Do you feel that you both share in the parenting? Stop trying to play the 40% mine and 60% hers game. That is what she is trying to do.

You are no longer trying to 'win points' with your ex. You are trying to raise a great son with or without her help. Talk to his teachers independantly if you can. Get them to include you in his weekly assignments. If he does well in a week, reward him by doing something particularly fun with him (rent a movie HE wants, go to a spot HE loves), if he can't do everything in a week, but does ok, YOU pick something fun. If he does poorly, then it's pizza and card-games.

He's nine. It's easy to reward him without 'spoiling' him. Plan the reqrds ahead of time so he knows what he is shooting for. Contact him during the week and remind him and check up on him. Delayed gratification is impossible for a 9 year old, so he'll need lots of reminding.

This becomes a lot more challenging if your visitations are monitored, but be creative. Find out what HE wants to do. You can make it work, if you put in some plannign ahead of time.

If your wife is interfering, try and tell her that you are trying to make it easier on her. You don't want her to bully your son into work, or not pushing hard enough. YOU want to help HIM. It has little to do with her, but if YOU can help HIM, HER life gets better too! You'll definately need more time with him on the telephone during school nights.
To simply answer your question, yes I think she is as much to blame for your son not doing his homework.

She is the parent who is with thim every day and yes she should be reviewing his homework with him. She is the parent in the home, if he is spending his time on his gamecube, she is the one who should be turning it off.

But, with you being the dad of a son, your interaction will matter here. You are very important to your son and what you say will start to sink in. I would talk to him about his homework, why isn't it getting done. I would tell him that you expect him to do it, that school is his job now and he needs to focus on school.
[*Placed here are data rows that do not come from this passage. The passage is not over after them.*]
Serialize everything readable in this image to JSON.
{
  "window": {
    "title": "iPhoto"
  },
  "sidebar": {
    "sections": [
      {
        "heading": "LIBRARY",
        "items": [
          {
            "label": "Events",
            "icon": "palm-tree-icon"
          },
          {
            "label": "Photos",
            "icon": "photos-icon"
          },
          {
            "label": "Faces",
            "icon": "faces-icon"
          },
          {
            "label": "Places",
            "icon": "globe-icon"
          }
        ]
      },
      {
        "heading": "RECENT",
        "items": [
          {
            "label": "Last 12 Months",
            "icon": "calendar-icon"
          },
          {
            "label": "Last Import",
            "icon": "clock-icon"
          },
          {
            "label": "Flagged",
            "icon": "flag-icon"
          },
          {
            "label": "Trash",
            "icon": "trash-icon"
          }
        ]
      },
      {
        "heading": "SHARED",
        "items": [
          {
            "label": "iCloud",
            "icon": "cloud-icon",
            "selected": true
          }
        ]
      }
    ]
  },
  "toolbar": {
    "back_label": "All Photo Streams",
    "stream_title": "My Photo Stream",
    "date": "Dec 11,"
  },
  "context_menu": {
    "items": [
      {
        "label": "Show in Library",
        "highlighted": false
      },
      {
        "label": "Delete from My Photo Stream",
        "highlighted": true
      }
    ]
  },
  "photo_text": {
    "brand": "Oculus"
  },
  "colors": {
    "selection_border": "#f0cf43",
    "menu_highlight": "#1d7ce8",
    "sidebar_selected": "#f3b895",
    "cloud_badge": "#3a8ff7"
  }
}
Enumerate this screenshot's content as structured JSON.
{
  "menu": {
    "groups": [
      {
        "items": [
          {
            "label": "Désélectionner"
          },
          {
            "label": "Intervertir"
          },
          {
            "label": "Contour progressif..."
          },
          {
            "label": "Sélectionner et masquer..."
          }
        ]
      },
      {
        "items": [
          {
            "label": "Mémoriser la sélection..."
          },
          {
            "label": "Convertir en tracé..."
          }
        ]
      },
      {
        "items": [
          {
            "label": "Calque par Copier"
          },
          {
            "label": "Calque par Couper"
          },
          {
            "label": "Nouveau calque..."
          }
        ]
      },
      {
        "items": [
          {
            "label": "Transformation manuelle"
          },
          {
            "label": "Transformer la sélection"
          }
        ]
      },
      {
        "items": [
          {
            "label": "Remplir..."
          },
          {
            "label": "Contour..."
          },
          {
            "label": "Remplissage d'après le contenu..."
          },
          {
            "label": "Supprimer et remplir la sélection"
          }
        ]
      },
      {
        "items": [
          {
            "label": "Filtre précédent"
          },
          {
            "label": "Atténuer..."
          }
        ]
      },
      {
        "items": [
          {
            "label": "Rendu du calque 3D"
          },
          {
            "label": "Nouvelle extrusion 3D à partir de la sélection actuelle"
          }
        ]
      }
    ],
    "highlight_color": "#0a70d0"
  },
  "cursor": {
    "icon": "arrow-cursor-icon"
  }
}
Frankly, I would go into the school and talk to the teacher and find out how things are really going there.
We went through something simular with my daughter. Homework wasn't being turned in. We knew she was doing it. Talked with the teacher, we went and checked her locker, a ton of homework smashed in the back. It took a combination of us and the teacher to work this out.

I'm divorced and the custodial mom. While I realise what my ex says and does matters to our kids and he is helpful in setting up expectation of school, I'm the one who is in charge of making sure it's done. He isn't here, I'm the grown up in charge and it's my job to make sure rules are followed.
If the child lives with her on school nights then she is very responsible for it but at the same time you also need to step in andtalk to him about it. maybe you two(if not always hostile) can come up with a way to ground him together for when he doesnt want to do his homework. I am sorry that she called you worthless, obvoiusly the women has no idea that her child is one of the lucky few whose father actually wants to be there. Good luck.